The Romanian Union Conference of Seventh-day Adventists (Romanian: Uniunea de Conferinţe a Bisericii Adventiste de Ziua a Şaptea din România) is Romania's seventh-largest religious body. At the 2011 census, 85,902 Romanians declared themselves to be Seventh-Day Adventists. Ethnically, in 2002, they were 83.5% Romanians, 9.7% Hungarians, 4.9% Roma, 1.4% Ukrainians and 0.5% belonged to other groups. The denomination has 1,185 church buildings and some 340 pastors. It originates in the 19th century and is divided into six local conferences, standing for and named after some of the country's main historical regions: Banat, Northern Transylvania, Southern Transylvania, Moldavia, Muntenia and Oltenia.

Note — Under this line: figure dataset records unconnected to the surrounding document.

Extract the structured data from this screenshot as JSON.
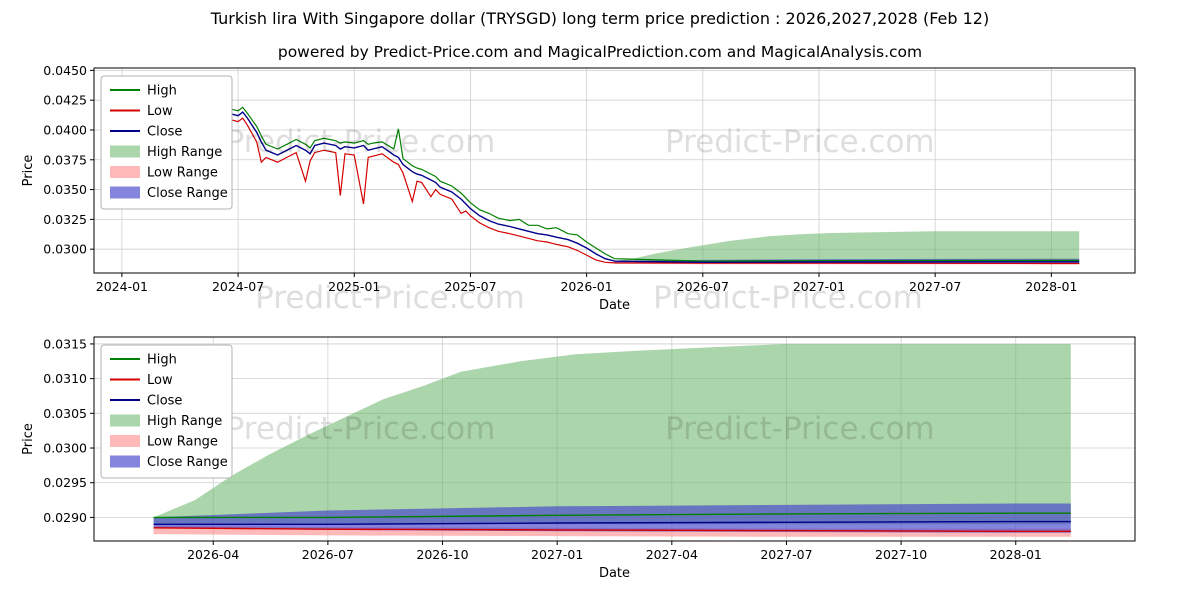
{
  "page": {
    "title": "Turkish lira With Singapore dollar (TRYSGD) long term price prediction : 2026,2027,2028 (Feb 12)",
    "subtitle": "powered by Predict-Price.com and MagicalPrediction.com and MagicalAnalysis.com",
    "watermark": "Predict-Price.com"
  },
  "colors": {
    "high_line": "#008000",
    "low_line": "#d40000",
    "close_line": "#00008b",
    "high_range": "#66b366",
    "low_range": "#ff8a8a",
    "close_range": "#4444cc",
    "grid": "#cfcfcf"
  },
  "chart_data": [
    {
      "type": "line",
      "title": "",
      "xlabel": "Date",
      "ylabel": "Price",
      "xlim": [
        2023.88,
        2028.36
      ],
      "ylim": [
        0.028,
        0.0452
      ],
      "grid": true,
      "legend_position": "upper-left",
      "xticks": {
        "values": [
          2024.0,
          2024.5,
          2025.0,
          2025.5,
          2026.0,
          2026.5,
          2027.0,
          2027.5,
          2028.0
        ],
        "labels": [
          "2024-01",
          "2024-07",
          "2025-01",
          "2025-07",
          "2026-01",
          "2026-07",
          "2027-01",
          "2027-07",
          "2028-01"
        ]
      },
      "yticks": {
        "values": [
          0.03,
          0.0325,
          0.035,
          0.0375,
          0.04,
          0.0425,
          0.045
        ],
        "labels": [
          "0.0300",
          "0.0325",
          "0.0350",
          "0.0375",
          "0.0400",
          "0.0425",
          "0.0450"
        ]
      },
      "legend": [
        {
          "label": "High",
          "kind": "line",
          "color": "#008000"
        },
        {
          "label": "Low",
          "kind": "line",
          "color": "#d40000"
        },
        {
          "label": "Close",
          "kind": "line",
          "color": "#00008b"
        },
        {
          "label": "High Range",
          "kind": "patch",
          "color": "#66b366",
          "opacity": 0.55
        },
        {
          "label": "Low Range",
          "kind": "patch",
          "color": "#ff8a8a",
          "opacity": 0.6
        },
        {
          "label": "Close Range",
          "kind": "patch",
          "color": "#4444cc",
          "opacity": 0.65
        }
      ],
      "bands": [
        {
          "name": "high-range",
          "color": "#66b366",
          "opacity": 0.55,
          "x": [
            2026.12,
            2026.21,
            2026.29,
            2026.37,
            2026.46,
            2026.54,
            2026.62,
            2026.71,
            2026.79,
            2026.92,
            2027.04,
            2027.17,
            2027.33,
            2027.5,
            2027.75,
            2028.0,
            2028.12
          ],
          "upper": [
            0.029,
            0.02925,
            0.0296,
            0.0299,
            0.0302,
            0.03045,
            0.0307,
            0.0309,
            0.0311,
            0.03125,
            0.03135,
            0.0314,
            0.03145,
            0.0315,
            0.0315,
            0.0315,
            0.0315
          ],
          "lower": 0.0289
        },
        {
          "name": "low-range",
          "color": "#ff8a8a",
          "opacity": 0.6,
          "x": [
            2026.12,
            2026.5,
            2027.0,
            2027.5,
            2028.0,
            2028.12
          ],
          "upper": [
            0.02888,
            0.02886,
            0.02885,
            0.02884,
            0.02884,
            0.02884
          ],
          "lower": [
            0.02876,
            0.02874,
            0.02873,
            0.02872,
            0.02872,
            0.02872
          ]
        },
        {
          "name": "close-range",
          "color": "#4444cc",
          "opacity": 0.65,
          "x": [
            2026.12,
            2026.5,
            2027.0,
            2027.5,
            2028.0,
            2028.12
          ],
          "upper": [
            0.029,
            0.0291,
            0.02916,
            0.02918,
            0.0292,
            0.0292
          ],
          "lower": [
            0.02885,
            0.02882,
            0.0288,
            0.02879,
            0.02878,
            0.02878
          ]
        }
      ],
      "lines": [
        {
          "name": "High",
          "color": "#008000",
          "width": 1.2,
          "x": [
            2024.08,
            2024.12,
            2024.17,
            2024.21,
            2024.25,
            2024.29,
            2024.33,
            2024.37,
            2024.42,
            2024.46,
            2024.5,
            2024.52,
            2024.54,
            2024.58,
            2024.6,
            2024.62,
            2024.67,
            2024.71,
            2024.75,
            2024.79,
            2024.81,
            2024.83,
            2024.87,
            2024.92,
            2024.94,
            2024.96,
            2025.0,
            2025.04,
            2025.06,
            2025.08,
            2025.12,
            2025.17,
            2025.19,
            2025.21,
            2025.25,
            2025.27,
            2025.29,
            2025.33,
            2025.35,
            2025.37,
            2025.42,
            2025.46,
            2025.48,
            2025.5,
            2025.54,
            2025.58,
            2025.62,
            2025.67,
            2025.71,
            2025.75,
            2025.79,
            2025.83,
            2025.87,
            2025.92,
            2025.96,
            2026.0,
            2026.04,
            2026.08,
            2026.12,
            2026.5,
            2027.0,
            2027.5,
            2028.0,
            2028.12
          ],
          "y": [
            0.0433,
            0.0429,
            0.0425,
            0.0421,
            0.0418,
            0.042,
            0.0417,
            0.042,
            0.0415,
            0.0418,
            0.0416,
            0.0419,
            0.0414,
            0.0403,
            0.0395,
            0.0388,
            0.0384,
            0.0388,
            0.0392,
            0.0388,
            0.0385,
            0.0391,
            0.0393,
            0.0391,
            0.0389,
            0.039,
            0.0389,
            0.0391,
            0.0388,
            0.0389,
            0.039,
            0.0384,
            0.0401,
            0.0376,
            0.037,
            0.0368,
            0.0367,
            0.0363,
            0.0361,
            0.0357,
            0.0353,
            0.0347,
            0.0343,
            0.0339,
            0.0333,
            0.033,
            0.0326,
            0.0324,
            0.0325,
            0.032,
            0.032,
            0.0317,
            0.0318,
            0.0313,
            0.0312,
            0.0306,
            0.0301,
            0.0296,
            0.0292,
            0.029,
            0.02903,
            0.02905,
            0.02906,
            0.02906
          ]
        },
        {
          "name": "Low",
          "color": "#d40000",
          "width": 1.2,
          "x": [
            2024.08,
            2024.12,
            2024.17,
            2024.21,
            2024.25,
            2024.29,
            2024.33,
            2024.37,
            2024.42,
            2024.46,
            2024.5,
            2024.52,
            2024.54,
            2024.58,
            2024.6,
            2024.62,
            2024.67,
            2024.71,
            2024.75,
            2024.79,
            2024.81,
            2024.83,
            2024.87,
            2024.92,
            2024.94,
            2024.96,
            2025.0,
            2025.04,
            2025.06,
            2025.08,
            2025.12,
            2025.17,
            2025.19,
            2025.21,
            2025.25,
            2025.27,
            2025.29,
            2025.33,
            2025.35,
            2025.37,
            2025.42,
            2025.46,
            2025.48,
            2025.5,
            2025.54,
            2025.58,
            2025.62,
            2025.67,
            2025.71,
            2025.75,
            2025.79,
            2025.83,
            2025.87,
            2025.92,
            2025.96,
            2026.0,
            2026.04,
            2026.08,
            2026.12,
            2026.5,
            2027.0,
            2027.5,
            2028.0,
            2028.12
          ],
          "y": [
            0.0424,
            0.042,
            0.0416,
            0.0412,
            0.0409,
            0.0411,
            0.0408,
            0.0411,
            0.0406,
            0.0409,
            0.0407,
            0.041,
            0.0404,
            0.039,
            0.0373,
            0.0377,
            0.0373,
            0.0377,
            0.0381,
            0.0357,
            0.0374,
            0.0381,
            0.0383,
            0.0381,
            0.0345,
            0.038,
            0.0379,
            0.0338,
            0.0377,
            0.0378,
            0.038,
            0.0373,
            0.0371,
            0.0364,
            0.034,
            0.0357,
            0.0356,
            0.0344,
            0.035,
            0.0346,
            0.0342,
            0.033,
            0.0332,
            0.0328,
            0.0322,
            0.0318,
            0.0315,
            0.0313,
            0.0311,
            0.0309,
            0.0307,
            0.0306,
            0.0304,
            0.0302,
            0.0299,
            0.0295,
            0.0291,
            0.0289,
            0.02885,
            0.02883,
            0.02882,
            0.02881,
            0.0288,
            0.0288
          ]
        },
        {
          "name": "Close",
          "color": "#00008b",
          "width": 1.4,
          "x": [
            2024.08,
            2024.12,
            2024.17,
            2024.21,
            2024.25,
            2024.29,
            2024.33,
            2024.37,
            2024.42,
            2024.46,
            2024.5,
            2024.52,
            2024.54,
            2024.58,
            2024.6,
            2024.62,
            2024.67,
            2024.71,
            2024.75,
            2024.79,
            2024.81,
            2024.83,
            2024.87,
            2024.92,
            2024.94,
            2024.96,
            2025.0,
            2025.04,
            2025.06,
            2025.08,
            2025.12,
            2025.17,
            2025.19,
            2025.21,
            2025.25,
            2025.27,
            2025.29,
            2025.33,
            2025.35,
            2025.37,
            2025.42,
            2025.46,
            2025.48,
            2025.5,
            2025.54,
            2025.58,
            2025.62,
            2025.67,
            2025.71,
            2025.75,
            2025.79,
            2025.83,
            2025.87,
            2025.92,
            2025.96,
            2026.0,
            2026.04,
            2026.08,
            2026.12,
            2026.5,
            2027.0,
            2027.5,
            2028.0,
            2028.12
          ],
          "y": [
            0.0429,
            0.0425,
            0.0421,
            0.0417,
            0.0414,
            0.0416,
            0.0413,
            0.0416,
            0.0411,
            0.0414,
            0.0412,
            0.0415,
            0.041,
            0.0398,
            0.039,
            0.0383,
            0.0379,
            0.0383,
            0.0387,
            0.0383,
            0.038,
            0.0387,
            0.0389,
            0.0387,
            0.0384,
            0.0386,
            0.0385,
            0.0387,
            0.0383,
            0.0384,
            0.0386,
            0.0379,
            0.0377,
            0.0371,
            0.0365,
            0.0363,
            0.0362,
            0.0358,
            0.0356,
            0.0352,
            0.0348,
            0.0342,
            0.0338,
            0.0334,
            0.0328,
            0.0324,
            0.0321,
            0.0319,
            0.0317,
            0.0315,
            0.0313,
            0.0312,
            0.031,
            0.0308,
            0.0305,
            0.0301,
            0.0296,
            0.0292,
            0.029,
            0.0289,
            0.02892,
            0.02893,
            0.02894,
            0.02894
          ]
        }
      ]
    },
    {
      "type": "line",
      "title": "",
      "xlabel": "Date",
      "ylabel": "Price",
      "xlim": [
        2025.99,
        2028.26
      ],
      "ylim": [
        0.02866,
        0.0316
      ],
      "grid": true,
      "legend_position": "upper-left",
      "xticks": {
        "values": [
          2026.25,
          2026.5,
          2026.75,
          2027.0,
          2027.25,
          2027.5,
          2027.75,
          2028.0
        ],
        "labels": [
          "2026-04",
          "2026-07",
          "2026-10",
          "2027-01",
          "2027-04",
          "2027-07",
          "2027-10",
          "2028-01"
        ]
      },
      "yticks": {
        "values": [
          0.029,
          0.0295,
          0.03,
          0.0305,
          0.031,
          0.0315
        ],
        "labels": [
          "0.0290",
          "0.0295",
          "0.0300",
          "0.0305",
          "0.0310",
          "0.0315"
        ]
      },
      "legend": [
        {
          "label": "High",
          "kind": "line",
          "color": "#008000"
        },
        {
          "label": "Low",
          "kind": "line",
          "color": "#d40000"
        },
        {
          "label": "Close",
          "kind": "line",
          "color": "#00008b"
        },
        {
          "label": "High Range",
          "kind": "patch",
          "color": "#66b366",
          "opacity": 0.55
        },
        {
          "label": "Low Range",
          "kind": "patch",
          "color": "#ff8a8a",
          "opacity": 0.6
        },
        {
          "label": "Close Range",
          "kind": "patch",
          "color": "#4444cc",
          "opacity": 0.65
        }
      ],
      "bands": [
        {
          "name": "high-range",
          "color": "#66b366",
          "opacity": 0.55,
          "x": [
            2026.12,
            2026.21,
            2026.29,
            2026.37,
            2026.46,
            2026.54,
            2026.62,
            2026.71,
            2026.79,
            2026.92,
            2027.04,
            2027.17,
            2027.33,
            2027.5,
            2027.75,
            2028.0,
            2028.12
          ],
          "upper": [
            0.029,
            0.02925,
            0.0296,
            0.0299,
            0.0302,
            0.03045,
            0.0307,
            0.0309,
            0.0311,
            0.03125,
            0.03135,
            0.0314,
            0.03145,
            0.0315,
            0.0315,
            0.0315,
            0.0315
          ],
          "lower": 0.0289
        },
        {
          "name": "low-range",
          "color": "#ff8a8a",
          "opacity": 0.6,
          "x": [
            2026.12,
            2026.5,
            2027.0,
            2027.5,
            2028.0,
            2028.12
          ],
          "upper": [
            0.02888,
            0.02886,
            0.02885,
            0.02884,
            0.02884,
            0.02884
          ],
          "lower": [
            0.02876,
            0.02874,
            0.02873,
            0.02872,
            0.02872,
            0.02872
          ]
        },
        {
          "name": "close-range",
          "color": "#4444cc",
          "opacity": 0.65,
          "x": [
            2026.12,
            2026.5,
            2027.0,
            2027.5,
            2028.0,
            2028.12
          ],
          "upper": [
            0.029,
            0.0291,
            0.02916,
            0.02918,
            0.0292,
            0.0292
          ],
          "lower": [
            0.02885,
            0.02882,
            0.0288,
            0.02879,
            0.02878,
            0.02878
          ]
        }
      ],
      "lines": [
        {
          "name": "High",
          "color": "#008000",
          "width": 1.4,
          "x": [
            2026.12,
            2026.5,
            2027.0,
            2027.5,
            2028.0,
            2028.12
          ],
          "y": [
            0.029,
            0.029,
            0.02903,
            0.02905,
            0.02906,
            0.02906
          ]
        },
        {
          "name": "Low",
          "color": "#d40000",
          "width": 1.4,
          "x": [
            2026.12,
            2026.5,
            2027.0,
            2027.5,
            2028.0,
            2028.12
          ],
          "y": [
            0.02885,
            0.02883,
            0.02882,
            0.02881,
            0.0288,
            0.0288
          ]
        },
        {
          "name": "Close",
          "color": "#00008b",
          "width": 1.4,
          "x": [
            2026.12,
            2026.5,
            2027.0,
            2027.5,
            2028.0,
            2028.12
          ],
          "y": [
            0.0289,
            0.0289,
            0.02892,
            0.02893,
            0.02894,
            0.02894
          ]
        }
      ]
    }
  ]
}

In 1868-69 Michał Belina-Czechowski, a former Roman Catholic priest who had embraced Adventism in the United States, arrived at Piteşti and introduced Seventh-Day Adventist doctrines into Romania. Among the approximately 12 people he converted was Thomas G. Aslan, who later made contact with John Nevins Andrews and helped him prepare a Romanian-language paper. Visits in the mid-1880s from George I. Butler, president of the General Conference, and Augustin C. Bourdeau, an evangelist, followed these initial contacts. In 1890 Ludwig R. Conradi entered Transylvania, then part of Austria-Hungary, in search of converts. As a result of Conradi's efforts, by the mid-1890s several individuals in Cluj had converted to Adventism. Meanwhile, in 1892 Conradi organized several ethnic German Adventists who had recently moved from the Russian Empire to the Kingdom of Romania into a church. Eventually these Adventists settled in Viile Noi, a neighbourhood of Constanţa.